Delphix Products

 View Only
  • 1.  Windows Active Directory Groups for User Access

    Posted 11-16-2022 12:26:00 PM
    Hello, for all of the self-service options for provisioned VDBs, is it possible to use Windows AD groups to grant the necessary Delphix permissions to our Developers/Programmers/Analysts? We have LDAP setup, but right now it looks like we can only use individual domain accounts, not Windows AD Groups.

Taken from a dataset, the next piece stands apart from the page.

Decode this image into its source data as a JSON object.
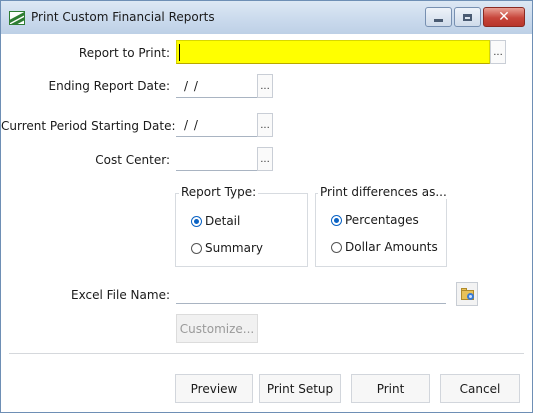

    ------------------------------
    Chris Patton
    Database Adminstrator, Sr
    CalOptima
    ------------------------------


  • 2.  RE: Windows Active Directory Groups for User Access
    Best Answer

    Posted 11-16-2022 07:36:00 PM
    Hi Chris,

    Great question! This is something that we are focused on delivering via Data Control Tower (DCT). DCT can be considered as the self-hosted management platform for Delphix much like vCenter for VMware. This means that DCT serves as the single integration point for all automation across a broad ecosystem of Delphix engines as well as a control point for administrators. A current project with DCT is to deliver a global Access Control system that will tightly govern access to all Delphix objects (dSources, VDBs, Masking Jobs, etc.) coupled with granular permissions. With this system, our plan is to provide an AD group integration so that administrators like yourself can identify hierarchical structures/attributes in your AD that you'd like to associate with groups of users in this system such that the membership of that group is tied to user designations in AD. 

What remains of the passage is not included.